La spettacolarità del pianoforte di Jae Hong Park

Il pianista coreano ha acceso il Teatro Odeon di Catania con uno straordinario recital pianistico, inserito nella 47.ma Stagione Concertistica dell’Associazione Musicale Etnea

Damiano Nicotra

È trascorso più di un anno da quando Jae Hong Park ha trionfato al Concorso pianistico internazionale “Ferruccio Busoni” con la sua sfavillante interpretazione del Concerto per pianoforte e orchestra n.3 di Rachmaninov, ma l’eco del successo riscosso dal pianista coreano nel corso della prestigiosa competizione non si è ancora spenta.
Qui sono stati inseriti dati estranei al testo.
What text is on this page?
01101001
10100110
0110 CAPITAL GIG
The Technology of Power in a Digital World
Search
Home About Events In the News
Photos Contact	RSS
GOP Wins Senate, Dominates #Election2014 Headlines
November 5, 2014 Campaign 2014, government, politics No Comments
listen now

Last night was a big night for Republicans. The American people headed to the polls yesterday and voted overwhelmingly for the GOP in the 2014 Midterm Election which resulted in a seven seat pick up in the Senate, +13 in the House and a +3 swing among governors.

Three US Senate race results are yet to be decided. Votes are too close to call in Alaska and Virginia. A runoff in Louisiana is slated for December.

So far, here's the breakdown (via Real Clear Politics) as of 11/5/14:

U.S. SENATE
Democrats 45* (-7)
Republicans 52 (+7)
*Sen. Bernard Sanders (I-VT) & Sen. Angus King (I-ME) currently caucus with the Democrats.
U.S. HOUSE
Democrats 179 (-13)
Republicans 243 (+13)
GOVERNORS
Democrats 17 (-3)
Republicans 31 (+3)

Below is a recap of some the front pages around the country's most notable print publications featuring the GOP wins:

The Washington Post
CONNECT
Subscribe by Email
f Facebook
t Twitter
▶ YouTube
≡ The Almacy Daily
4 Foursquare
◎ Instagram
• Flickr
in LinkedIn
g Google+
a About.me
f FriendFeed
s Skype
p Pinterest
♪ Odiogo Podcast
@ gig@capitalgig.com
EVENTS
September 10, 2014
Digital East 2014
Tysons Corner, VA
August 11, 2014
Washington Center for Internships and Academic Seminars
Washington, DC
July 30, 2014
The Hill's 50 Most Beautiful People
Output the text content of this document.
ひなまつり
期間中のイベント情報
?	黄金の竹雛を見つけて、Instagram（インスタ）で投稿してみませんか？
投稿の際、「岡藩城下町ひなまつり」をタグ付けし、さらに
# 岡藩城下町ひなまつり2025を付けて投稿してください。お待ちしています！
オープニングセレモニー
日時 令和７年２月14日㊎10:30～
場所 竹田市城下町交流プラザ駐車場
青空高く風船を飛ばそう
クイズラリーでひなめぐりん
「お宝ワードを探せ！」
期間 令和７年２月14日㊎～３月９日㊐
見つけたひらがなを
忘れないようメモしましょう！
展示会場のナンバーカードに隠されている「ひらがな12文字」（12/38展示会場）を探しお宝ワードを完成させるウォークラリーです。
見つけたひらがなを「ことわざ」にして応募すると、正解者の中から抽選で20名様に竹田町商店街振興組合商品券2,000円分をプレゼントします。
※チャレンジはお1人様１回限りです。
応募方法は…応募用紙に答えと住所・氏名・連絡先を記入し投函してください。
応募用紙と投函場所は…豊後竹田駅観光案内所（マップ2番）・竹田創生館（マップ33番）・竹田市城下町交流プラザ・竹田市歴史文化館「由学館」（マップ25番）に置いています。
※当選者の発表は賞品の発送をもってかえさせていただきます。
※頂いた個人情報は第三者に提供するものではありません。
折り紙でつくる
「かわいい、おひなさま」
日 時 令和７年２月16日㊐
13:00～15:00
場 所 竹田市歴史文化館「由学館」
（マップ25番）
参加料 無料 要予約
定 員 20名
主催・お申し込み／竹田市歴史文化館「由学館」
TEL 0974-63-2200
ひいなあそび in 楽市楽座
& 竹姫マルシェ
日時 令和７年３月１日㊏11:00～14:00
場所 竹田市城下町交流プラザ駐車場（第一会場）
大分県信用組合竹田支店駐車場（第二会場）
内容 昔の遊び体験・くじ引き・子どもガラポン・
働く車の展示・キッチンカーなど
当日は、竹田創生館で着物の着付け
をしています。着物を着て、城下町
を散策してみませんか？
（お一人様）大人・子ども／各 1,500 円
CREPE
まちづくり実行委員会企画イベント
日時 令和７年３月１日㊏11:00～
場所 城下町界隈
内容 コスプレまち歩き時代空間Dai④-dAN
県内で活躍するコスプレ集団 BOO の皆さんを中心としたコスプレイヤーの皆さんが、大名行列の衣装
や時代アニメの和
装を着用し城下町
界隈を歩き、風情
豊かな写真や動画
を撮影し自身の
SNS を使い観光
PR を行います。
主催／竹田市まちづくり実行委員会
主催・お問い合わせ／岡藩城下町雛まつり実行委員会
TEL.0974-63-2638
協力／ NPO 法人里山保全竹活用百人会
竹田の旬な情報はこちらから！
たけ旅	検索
Domenica 11 dicembre il musicista ha acceso il Cineteatro Odeon di Catania con uno straordinario recital pianistico, inserito nell’ambito della 47a Stagione Concertistica dell’Associazione Musicale Etnea. Park ha aperto con l’Arabeske Op.18 di Robert Schumann, deliziosa opera giovanile considerata “minore”, ma molto apprezzata dai pianisti per l’effervescenza della sua scrittura e la delicatezza del motivo centrale, perfettamente messe in evidenza dal tocco preciso ed efficace di Park.

Il programma è proseguito nel segno del primo Schumann, con la Sonata n.1Op.11, una sublimazione visionaria e poetica della forma-sonata, a metà fra la tradizione dell’architettura e la fantasia delle immagini, tradotta dal coreano in un equilibrio esemplare tra tecnica ed espressività. A seguire, il giovane pianista ha eseguito la Sonata n.3 op.23di Aleksandr Skrjabin, che nel corso dei suoi quattro movimenti racconta, a detta dello stesso compositore, molteplici vicissitudini interiori: sofferenza, lotta, piacere. 

Composta tra il 1897 e il 1898, la Sonata esprime infatti la collera del giovane Skrjabin nei confronti della moglie Vera Isakovic, che poco tempo dopo le nozze già rivelava un carattere incompatibile con quello del compositore. Si tratta insomma di un brano di notevole vigore descrittivo ed emotivo, che ha dato a Park l’occasione di sfoggiare la mimica facciale e il body language che contraddistinguono il suo modo di stare sul palco.

Infine, il pianista coreano ha regalato un’interpretazione brillante e sfaccettata del Preludio, Corale e Fuga di César Franck, di cui giusto il giorno prima si è celebrato il bicentenario dalla nascita. L’interpretazione raggiungeva vertici di passione ogni qualvolta il pianista ruotava la testa verso il pubblico, in maniera fulminea e quasi turbante, come a voler catturare lo spettatore e gettarlo dentro la sua musica con la forza del suo sguardo. 

Jae Hong Park è forse l’incarnazione del concetto di performance musicale come forma a sé di spettacolo: si tratta, insomma, di un musicista spettacolare da vedere, prima ancora che incantevole da ascoltare.